Nice! Thanks for all the work on this.
This solution looks correct to me. I'm a little sad that the core proxying mechanism needs to be aware of the dynlink queue, but I'm not sure I see any way around it.
| // `_emscripten_proxy_dlsync` below, and processed by background threads | ||
| // that call `_emscripten_process_dlopen_queue` during futex_wait (i.e. whenever | ||
| // they block). | ||
| static em_proxying_queue * _Atomic dlopen_proxying_queue = NULL; |
There was a problem hiding this comment.
Could we leave the declaration of this queue here in this file? (and declare a getter for it?)
In fact, could we just declare the queue itself as extern in proxying.c (avoiding the getting completely).
There was a problem hiding this comment.
Revised this to use an extern declaration with commit 4ef62da.
There was a problem hiding this comment.
Hmm, this seems to regress code size, see e.g. commit 4d7842b.
There was a problem hiding this comment.
You mean moving back to this file causes a regression? I think co-locating it here does make the most sense unless its a big regression, which would seem very odd.

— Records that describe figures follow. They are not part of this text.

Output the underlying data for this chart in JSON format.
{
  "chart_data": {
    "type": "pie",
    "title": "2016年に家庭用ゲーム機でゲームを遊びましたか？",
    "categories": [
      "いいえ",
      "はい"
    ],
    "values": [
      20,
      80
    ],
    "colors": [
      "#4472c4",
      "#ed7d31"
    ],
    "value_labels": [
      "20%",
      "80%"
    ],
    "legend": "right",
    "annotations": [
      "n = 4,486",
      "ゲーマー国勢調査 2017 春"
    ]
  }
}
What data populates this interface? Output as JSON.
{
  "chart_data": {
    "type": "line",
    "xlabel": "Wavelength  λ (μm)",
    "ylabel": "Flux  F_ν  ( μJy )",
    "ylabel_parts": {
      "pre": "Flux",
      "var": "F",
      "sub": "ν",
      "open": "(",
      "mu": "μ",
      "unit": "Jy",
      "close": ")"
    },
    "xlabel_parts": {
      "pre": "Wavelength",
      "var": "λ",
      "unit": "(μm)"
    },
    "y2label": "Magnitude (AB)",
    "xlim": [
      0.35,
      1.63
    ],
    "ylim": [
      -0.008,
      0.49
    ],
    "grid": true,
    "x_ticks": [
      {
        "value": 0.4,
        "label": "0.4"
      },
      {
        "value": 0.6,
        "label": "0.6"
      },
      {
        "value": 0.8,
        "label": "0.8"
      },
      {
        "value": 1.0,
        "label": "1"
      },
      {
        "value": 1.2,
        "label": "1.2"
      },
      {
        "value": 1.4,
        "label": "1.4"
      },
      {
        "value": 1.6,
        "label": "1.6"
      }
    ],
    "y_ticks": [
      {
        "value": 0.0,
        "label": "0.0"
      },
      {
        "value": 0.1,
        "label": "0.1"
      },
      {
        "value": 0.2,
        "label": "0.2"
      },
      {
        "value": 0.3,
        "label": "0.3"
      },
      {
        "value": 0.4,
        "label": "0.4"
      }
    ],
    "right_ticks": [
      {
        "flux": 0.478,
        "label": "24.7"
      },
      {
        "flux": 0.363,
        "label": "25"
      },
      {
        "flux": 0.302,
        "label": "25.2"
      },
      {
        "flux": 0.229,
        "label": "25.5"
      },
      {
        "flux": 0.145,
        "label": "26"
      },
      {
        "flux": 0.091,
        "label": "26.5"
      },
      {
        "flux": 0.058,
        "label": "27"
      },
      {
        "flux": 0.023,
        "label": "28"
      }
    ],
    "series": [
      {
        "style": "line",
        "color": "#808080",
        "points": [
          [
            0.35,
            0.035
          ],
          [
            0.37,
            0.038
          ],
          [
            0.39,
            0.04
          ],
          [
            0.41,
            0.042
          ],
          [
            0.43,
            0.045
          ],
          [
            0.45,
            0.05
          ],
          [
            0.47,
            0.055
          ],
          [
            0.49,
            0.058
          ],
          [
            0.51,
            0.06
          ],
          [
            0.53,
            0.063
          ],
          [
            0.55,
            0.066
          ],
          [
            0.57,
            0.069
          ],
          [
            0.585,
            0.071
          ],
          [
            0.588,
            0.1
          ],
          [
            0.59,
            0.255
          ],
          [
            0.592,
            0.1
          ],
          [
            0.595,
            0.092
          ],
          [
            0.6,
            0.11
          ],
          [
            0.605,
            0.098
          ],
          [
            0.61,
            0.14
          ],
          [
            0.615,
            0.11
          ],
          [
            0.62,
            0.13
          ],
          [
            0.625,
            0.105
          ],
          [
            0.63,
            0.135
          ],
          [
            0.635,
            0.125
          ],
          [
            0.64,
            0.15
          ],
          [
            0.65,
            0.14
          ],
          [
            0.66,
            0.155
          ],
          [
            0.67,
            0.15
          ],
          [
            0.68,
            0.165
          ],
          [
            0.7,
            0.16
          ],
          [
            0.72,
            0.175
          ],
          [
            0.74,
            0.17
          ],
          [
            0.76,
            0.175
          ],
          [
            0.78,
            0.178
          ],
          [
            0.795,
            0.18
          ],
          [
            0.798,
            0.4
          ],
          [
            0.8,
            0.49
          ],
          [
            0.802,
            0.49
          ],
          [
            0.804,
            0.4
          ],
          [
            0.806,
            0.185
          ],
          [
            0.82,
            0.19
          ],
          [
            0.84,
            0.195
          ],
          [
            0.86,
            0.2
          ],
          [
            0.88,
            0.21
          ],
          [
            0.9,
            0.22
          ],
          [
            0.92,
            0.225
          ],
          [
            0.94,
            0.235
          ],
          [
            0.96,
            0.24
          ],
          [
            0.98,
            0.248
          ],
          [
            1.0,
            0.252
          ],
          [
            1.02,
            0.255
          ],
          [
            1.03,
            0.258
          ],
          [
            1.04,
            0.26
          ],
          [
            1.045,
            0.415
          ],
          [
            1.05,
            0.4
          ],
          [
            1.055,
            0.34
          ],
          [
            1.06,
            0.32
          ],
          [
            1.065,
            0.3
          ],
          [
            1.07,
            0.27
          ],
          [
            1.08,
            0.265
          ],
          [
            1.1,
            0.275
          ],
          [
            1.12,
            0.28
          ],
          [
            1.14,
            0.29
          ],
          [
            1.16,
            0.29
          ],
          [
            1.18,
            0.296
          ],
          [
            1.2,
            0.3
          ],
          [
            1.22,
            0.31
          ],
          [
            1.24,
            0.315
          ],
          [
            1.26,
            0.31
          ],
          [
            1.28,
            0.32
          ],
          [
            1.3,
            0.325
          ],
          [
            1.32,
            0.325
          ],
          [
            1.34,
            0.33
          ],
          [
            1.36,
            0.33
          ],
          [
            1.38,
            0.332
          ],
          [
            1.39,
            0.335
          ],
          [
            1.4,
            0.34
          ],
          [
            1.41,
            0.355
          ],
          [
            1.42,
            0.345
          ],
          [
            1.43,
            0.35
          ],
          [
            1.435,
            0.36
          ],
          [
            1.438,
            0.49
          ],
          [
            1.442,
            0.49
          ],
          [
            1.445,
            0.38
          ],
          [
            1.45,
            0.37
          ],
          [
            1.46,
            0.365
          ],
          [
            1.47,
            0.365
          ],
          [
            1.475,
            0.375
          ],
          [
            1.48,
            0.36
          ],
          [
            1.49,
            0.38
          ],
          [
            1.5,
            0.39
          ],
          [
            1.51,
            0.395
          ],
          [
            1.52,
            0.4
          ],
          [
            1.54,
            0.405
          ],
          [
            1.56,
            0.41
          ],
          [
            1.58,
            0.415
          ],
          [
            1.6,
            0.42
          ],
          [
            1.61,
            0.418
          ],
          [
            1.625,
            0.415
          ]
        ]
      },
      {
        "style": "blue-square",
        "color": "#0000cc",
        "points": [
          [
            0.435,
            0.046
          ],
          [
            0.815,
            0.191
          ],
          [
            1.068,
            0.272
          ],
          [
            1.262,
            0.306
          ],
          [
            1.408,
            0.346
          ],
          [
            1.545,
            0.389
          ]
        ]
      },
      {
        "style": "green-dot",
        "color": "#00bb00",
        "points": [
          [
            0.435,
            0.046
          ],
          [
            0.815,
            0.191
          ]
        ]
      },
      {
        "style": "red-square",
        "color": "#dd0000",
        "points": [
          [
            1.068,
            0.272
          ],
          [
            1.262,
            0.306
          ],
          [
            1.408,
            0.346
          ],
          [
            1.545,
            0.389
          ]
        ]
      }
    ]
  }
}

There was a problem hiding this comment.
Never mind, the code size expectations for the main branch need to be rebaselined.
https://github.com/emscripten-core/emscripten/actions/runs/26584327538/job/78325943846?pr=27000
|
|
||
| // Proxying via the dlopen or system queue may target a thread that is | ||
| // currently blocked in `emscripten_futex_wait`, so explicitly wake it | ||
| // after enqueueing the task. |
There was a problem hiding this comment.
Could you leave the original sentence in place and then add a second one: "In addition, we have a special case here for the dlopen_proxying_queue...". Maybe with a TODO do find way to avoid the need for this special case?
This is an automatic change generated by tools/maint/rebaseline_tests.py. The following (2) test expectation files were updated by running the tests with `--rebaseline`: ``` codesize/test_codesize_minimal_pthreads.json: 26146 => 26179 [+33 bytes / +0.13%] codesize/test_codesize_minimal_pthreads_memgrowth.json: 26555 => 26588 [+33 bytes / +0.12%] Average change: +0.13% (+0.12% - +0.13%) ```
sbc100
left a comment
There was a problem hiding this comment.
LGTM, but can you move the declaration of the queue back to system/lib/libc/dynlink.c?
Unfortunately, this won't work because |
Hmm. thats annoying. I guess we would need some kind of way to statically initialize a proxy queue. Its not great that the dynlink system leaks into the core prozying system like this though, so I'm not sure the advantage of the static initializer outweigh the disadvantage of the separation of concerns here. I'm hoping to remove all reference to dlopen queue from the core proxying.c (as a followup perhaps) so maybe just keeping this as lazily initialized in dynlink.c is more condusive to that future? |
|
Maybe you can use pthread_once to initialize it in its getter function? |
|
Or maybe C11 call_once? |
|
Actually, we can trivially move it back to |
Since accessing a shared variable from multiple threads without synchronization (where at least one access is a write) is always a data race and causes UB.
|
Sorry the codesize tests just got rebased. Can you rebase one more time? |
|
Just to confirm, with the changes to test_pthread_dlopen, it will now fail without this fix? Is it just one variant of it in particular requires this fix? |
I can confirm that
Yup, this fix was only required for the synchronous path in |
This extends commit 662cb06 by ensuring
_emscripten_thread_notify()is also called for the synchronous
_emscripten_dlsync_threads()path. This ensures that threads process the dlopen catch-up queue
promptly, even when blocked in
emscripten_futex_wait().Fixes: #26913.